Wednesday, November 26, 2008

God's Gift of Time

Quoting from Dr. Arthur Just's book Heaven on Earth: The Gifts of Christ in the Divine Service:
Time is a part of our lives that we seldom think or talk about, except when we complain that we do not have enough of it. Few people think of time as holy or as a gift of God, but time is sacred, a trust from God to live in His creation with joy and contentment. Time is marked by Christians in a special way in their liturgical life because Christ entered time. By His presence in the creation to make all things new He changed our reckoning of time forever. From the beginning, early Christians lived with clarity about how, through Christ’s resurrection, eternity now bore in upon our finite time. They lived in that tension between a life lived toward the end time within time itself, that tension between the now and the not yet. By their accounting of days and weeks and years, Christians gave meaning to time. Their timekeeping proceeded from Jewish timekeeping and also proclaimed that now all was fulfilled in Christ.

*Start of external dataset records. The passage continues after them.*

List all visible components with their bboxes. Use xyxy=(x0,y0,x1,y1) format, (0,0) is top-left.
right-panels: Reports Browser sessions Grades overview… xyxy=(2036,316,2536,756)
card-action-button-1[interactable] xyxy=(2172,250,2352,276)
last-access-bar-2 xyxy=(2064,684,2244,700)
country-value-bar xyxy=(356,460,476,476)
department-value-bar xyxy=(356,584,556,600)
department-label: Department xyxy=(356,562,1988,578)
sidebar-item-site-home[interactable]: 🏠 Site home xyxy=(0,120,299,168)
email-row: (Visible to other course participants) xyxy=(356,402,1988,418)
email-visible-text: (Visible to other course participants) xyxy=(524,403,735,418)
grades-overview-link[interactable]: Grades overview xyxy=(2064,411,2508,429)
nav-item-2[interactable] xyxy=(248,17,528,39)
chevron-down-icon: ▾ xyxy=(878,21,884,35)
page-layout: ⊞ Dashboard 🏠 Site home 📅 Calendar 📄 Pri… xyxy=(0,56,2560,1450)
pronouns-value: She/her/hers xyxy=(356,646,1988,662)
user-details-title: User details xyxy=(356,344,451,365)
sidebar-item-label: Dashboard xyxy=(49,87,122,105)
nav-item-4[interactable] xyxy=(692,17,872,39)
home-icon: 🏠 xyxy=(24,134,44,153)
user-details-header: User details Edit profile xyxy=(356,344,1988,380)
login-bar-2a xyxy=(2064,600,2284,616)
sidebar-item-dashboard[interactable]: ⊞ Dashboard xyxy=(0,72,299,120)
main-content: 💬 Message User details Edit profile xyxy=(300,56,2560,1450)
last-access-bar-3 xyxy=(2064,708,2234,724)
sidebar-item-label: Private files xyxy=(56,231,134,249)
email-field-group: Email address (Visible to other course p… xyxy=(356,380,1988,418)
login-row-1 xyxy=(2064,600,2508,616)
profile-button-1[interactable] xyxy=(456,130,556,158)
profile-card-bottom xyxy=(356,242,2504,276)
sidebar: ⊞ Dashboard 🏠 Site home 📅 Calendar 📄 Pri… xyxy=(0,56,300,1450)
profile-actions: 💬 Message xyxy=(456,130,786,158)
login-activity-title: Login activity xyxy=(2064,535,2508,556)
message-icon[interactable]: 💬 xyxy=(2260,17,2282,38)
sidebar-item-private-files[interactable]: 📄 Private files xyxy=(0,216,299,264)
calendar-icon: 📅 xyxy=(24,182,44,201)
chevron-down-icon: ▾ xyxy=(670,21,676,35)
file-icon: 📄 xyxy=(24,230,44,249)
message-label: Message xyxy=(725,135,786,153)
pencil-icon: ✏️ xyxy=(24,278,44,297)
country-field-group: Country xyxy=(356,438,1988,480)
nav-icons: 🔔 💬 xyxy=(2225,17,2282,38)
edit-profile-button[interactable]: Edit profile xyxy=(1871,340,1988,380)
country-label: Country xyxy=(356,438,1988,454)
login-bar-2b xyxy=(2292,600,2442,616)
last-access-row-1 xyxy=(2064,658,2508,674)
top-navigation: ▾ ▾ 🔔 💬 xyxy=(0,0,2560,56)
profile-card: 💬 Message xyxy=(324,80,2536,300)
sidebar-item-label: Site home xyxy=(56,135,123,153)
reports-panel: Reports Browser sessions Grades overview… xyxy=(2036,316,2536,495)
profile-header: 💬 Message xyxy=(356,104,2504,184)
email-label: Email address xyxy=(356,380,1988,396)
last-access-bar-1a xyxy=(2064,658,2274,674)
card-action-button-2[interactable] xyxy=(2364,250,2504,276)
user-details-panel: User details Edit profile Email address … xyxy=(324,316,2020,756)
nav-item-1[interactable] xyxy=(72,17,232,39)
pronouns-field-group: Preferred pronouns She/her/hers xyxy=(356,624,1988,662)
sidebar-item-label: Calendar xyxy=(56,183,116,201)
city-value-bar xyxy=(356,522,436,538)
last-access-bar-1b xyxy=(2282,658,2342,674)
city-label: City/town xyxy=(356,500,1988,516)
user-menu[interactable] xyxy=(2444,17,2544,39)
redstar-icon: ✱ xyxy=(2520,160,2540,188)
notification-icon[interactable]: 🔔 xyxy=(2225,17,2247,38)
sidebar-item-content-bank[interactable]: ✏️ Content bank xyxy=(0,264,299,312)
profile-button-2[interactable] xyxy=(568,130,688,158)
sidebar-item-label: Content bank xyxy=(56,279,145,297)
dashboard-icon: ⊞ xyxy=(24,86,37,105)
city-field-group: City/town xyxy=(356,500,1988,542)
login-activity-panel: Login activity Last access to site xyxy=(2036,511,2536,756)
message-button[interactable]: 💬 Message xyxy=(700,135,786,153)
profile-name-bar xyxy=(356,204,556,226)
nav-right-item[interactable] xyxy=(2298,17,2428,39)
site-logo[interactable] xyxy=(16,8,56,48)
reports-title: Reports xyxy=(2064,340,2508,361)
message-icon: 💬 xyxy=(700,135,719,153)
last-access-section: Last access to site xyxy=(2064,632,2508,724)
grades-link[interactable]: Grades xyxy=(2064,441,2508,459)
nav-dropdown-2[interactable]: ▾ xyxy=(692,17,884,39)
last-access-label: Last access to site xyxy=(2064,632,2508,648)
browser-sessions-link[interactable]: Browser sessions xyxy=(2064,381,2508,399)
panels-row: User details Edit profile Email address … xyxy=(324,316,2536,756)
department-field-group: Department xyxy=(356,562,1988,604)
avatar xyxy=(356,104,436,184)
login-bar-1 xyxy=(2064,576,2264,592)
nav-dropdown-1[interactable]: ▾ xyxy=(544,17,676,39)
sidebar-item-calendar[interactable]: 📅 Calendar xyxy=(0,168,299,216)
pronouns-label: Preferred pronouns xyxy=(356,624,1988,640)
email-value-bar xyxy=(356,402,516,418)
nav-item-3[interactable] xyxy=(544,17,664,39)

Liturgical time allows the Church to proclaim time’s sacred character as Christ-centered. Through Sunday as the day of worship and rhythms of the Church Year, the Church teaches how our days and weeks and years are shaped and formed by the reality that Jesus entered our time and space. This rhythm shows us how we are to truly live in God’s gift of time as temporal beings baptized into Christ’s eternal life. The structure of time says as much about us as a people as anything else we do or say as Christians.
Arthur A. Just Jr., Heaven on Earth: The Gifts of Christ in the Divine Service, (St. Louis: CPH, 2008) 116.
photo credit: ToniVC

1 comment:

Raggedy Lamb said...

You know, this is one of the things that brought me back to Lutheranism. Last year I had been going to a church just because it was the nearest one. There were a few things that I didn't agree with doctrinally, and I think I was ready to quit and settle once and for all on the Lutheran church another 15 minutes away.

In preparation for Christmas they did something called, "A Month Early Christmas." I never quite understood why, but in the middle of November they had all their Christmas outreach activities and potlucks. When I asked them about Advent, no one even knew what I was talking about.

The church I'm attending now is not liturgical, and I so miss this clear distinction of the church seasons. First Sunday in Advent is in a few days. I hope this church works out!